Gauss theorem and the nature of the surface

1. Apr 24, 2013

ananthu

According to Gauss’ law the total number of lines of force over a closed surface is equal to 1/ε times the net charge enclosed within the closed surface. Why should it be a closed surface but not an open surface too? I am unable to find a convincing explanation for it. Since we take into account only the number of lines starting or reaching a charge, the total number of lines is not going to vary whether we take a closed surface or open surface near the charge. Then why should it be specifically a closed one? Can anyone giving a convincing explanation?

2. Apr 24, 2013

Staff: Mentor

If the surface is open, you can get any arbitrary value. It is important that you enclose the whole mass - without leaks, so to speak.
There is no "number of lines of force".

3. Apr 25, 2013

ananthu

Thank you for the reply. If there is no lines of force, then how the calculated value of 1.129 x 1011 lines of force from 1 C of charge placed in air or vacuum arrived? What does that number exactly stand for? The value has been obtained from the formula 1/ε for air.

4. Apr 25, 2013

sz0

I am by means an expert but, what Gaus law does is to collect all that flows through a surface. If you dont totally enclose the charge there will be flow going out that you are not calculating.

5. Apr 25, 2013

mikeph

Because only a closed surface can enclose a charge.

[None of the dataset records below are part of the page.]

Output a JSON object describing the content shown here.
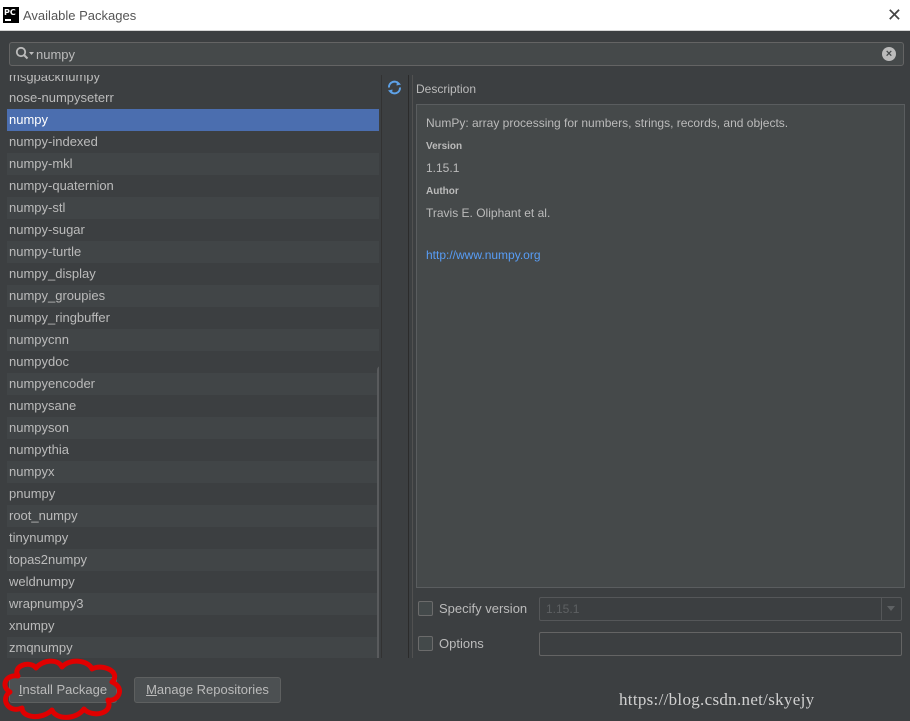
{
  "window": {
    "title": "Available Packages",
    "app_icon_text": "PC"
  },
  "search": {
    "value": "numpy"
  },
  "packages": {
    "partial_top": "msgpacknumpy",
    "items": [
      "nose-numpyseterr",
      "numpy",
      "numpy-indexed",
      "numpy-mkl",
      "numpy-quaternion",
      "numpy-stl",
      "numpy-sugar",
      "numpy-turtle",
      "numpy_display",
      "numpy_groupies",
      "numpy_ringbuffer",
      "numpycnn",
      "numpydoc",
      "numpyencoder",
      "numpysane",
      "numpyson",
      "numpythia",
      "numpyx",
      "pnumpy",
      "root_numpy",
      "tinynumpy",
      "topas2numpy",
      "weldnumpy",
      "wrapnumpy3",
      "xnumpy",
      "zmqnumpy"
    ],
    "selected": "numpy"
  },
  "description": {
    "label": "Description",
    "summary": "NumPy: array processing for numbers, strings, records, and objects.",
    "version_heading": "Version",
    "version": "1.15.1",
    "author_heading": "Author",
    "author": "Travis E. Oliphant et al.",
    "url": "http://www.numpy.org"
  },
  "options": {
    "specify_version_label": "Specify version",
    "specify_version_checked": false,
    "version_value": "1.15.1",
    "options_label": "Options",
    "options_checked": false,
    "options_value": ""
  },
  "buttons": {
    "install_prefix": "I",
    "install_rest": "nstall Package",
    "manage_prefix": "M",
    "manage_rest": "anage Repositories"
  },
  "watermark": "https://blog.csdn.net/skyejy",
  "colors": {
    "background": "#3c3f41",
    "selection": "#4b6eaf",
    "link": "#589df6",
    "annotation": "#e00000"
  }
}
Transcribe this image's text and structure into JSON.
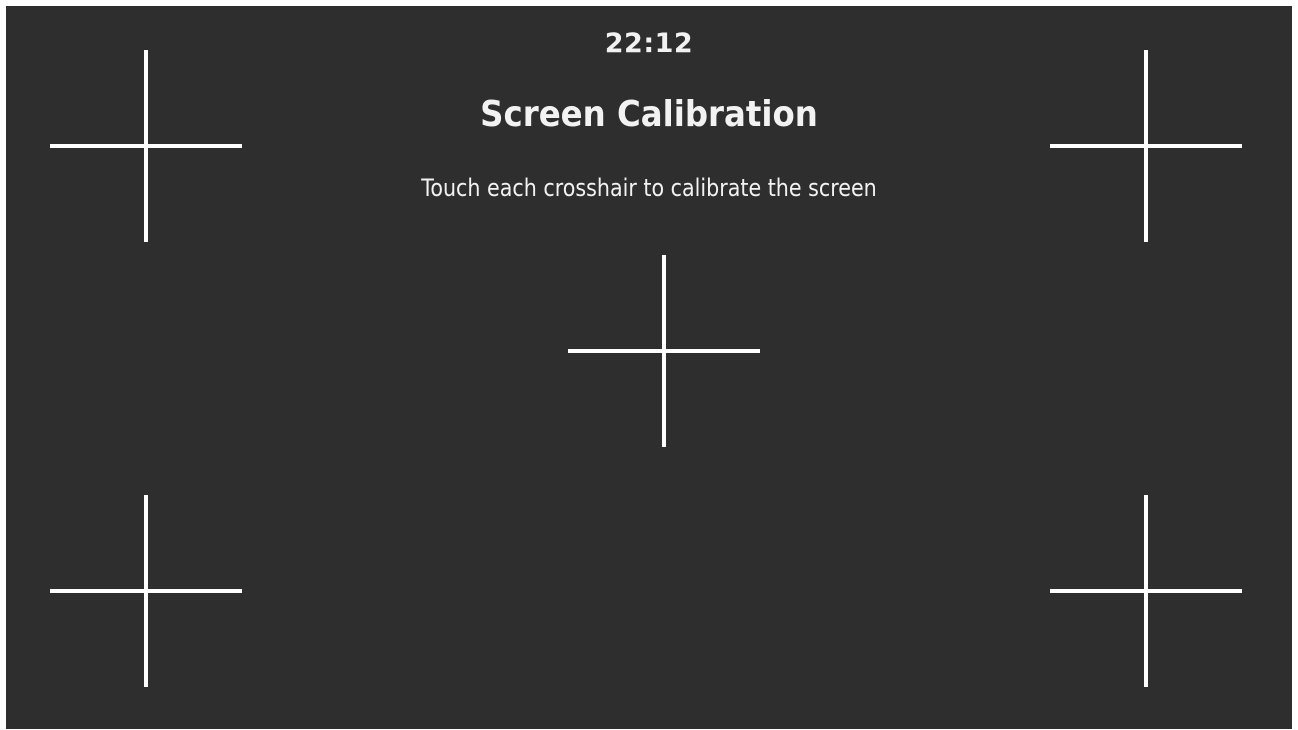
{
  "status": {
    "time": "22:12"
  },
  "calibration": {
    "title": "Screen Calibration",
    "instruction": "Touch each crosshair to calibrate the screen"
  },
  "crosshairs": [
    {
      "name": "top-left"
    },
    {
      "name": "top-right"
    },
    {
      "name": "center"
    },
    {
      "name": "bottom-left"
    },
    {
      "name": "bottom-right"
    }
  ],
  "colors": {
    "background": "#2e2e2e",
    "foreground": "#ffffff"
  }
}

How do you define "enclosed charge" when your surface is open?

6. Apr 25, 2013

Staff: Mentor

I have no idea who did that, but it is wrong.
Nothing.
$$\frac{1C}{\epsilon_0}=1.13\times 10^{11} Vm$$
The numerical value depends on the units you use - if you convert this to imperial units, you get a different number, for example. This alone shows that the numerical value itself cannot have a physical meaning (like some number of "lines").

7. Apr 26, 2013

ananthu

8. Apr 26, 2013

Staff: Mentor

It is pointless to talk about a "number of lines of force". Such a thing does not exist.
I think "line of force" itself is a problematic concept, but at least it has some clear meaning (=field lines). Let's look at the points 1m away from a charge: Every point is on its own "line of force", and the number of points in a distance of 1m is infinite. There is no way to get any finite number for "lines of force". If you want to draw them, you have to restrict yourself to a finite number, but that is not an exact drawing of the field.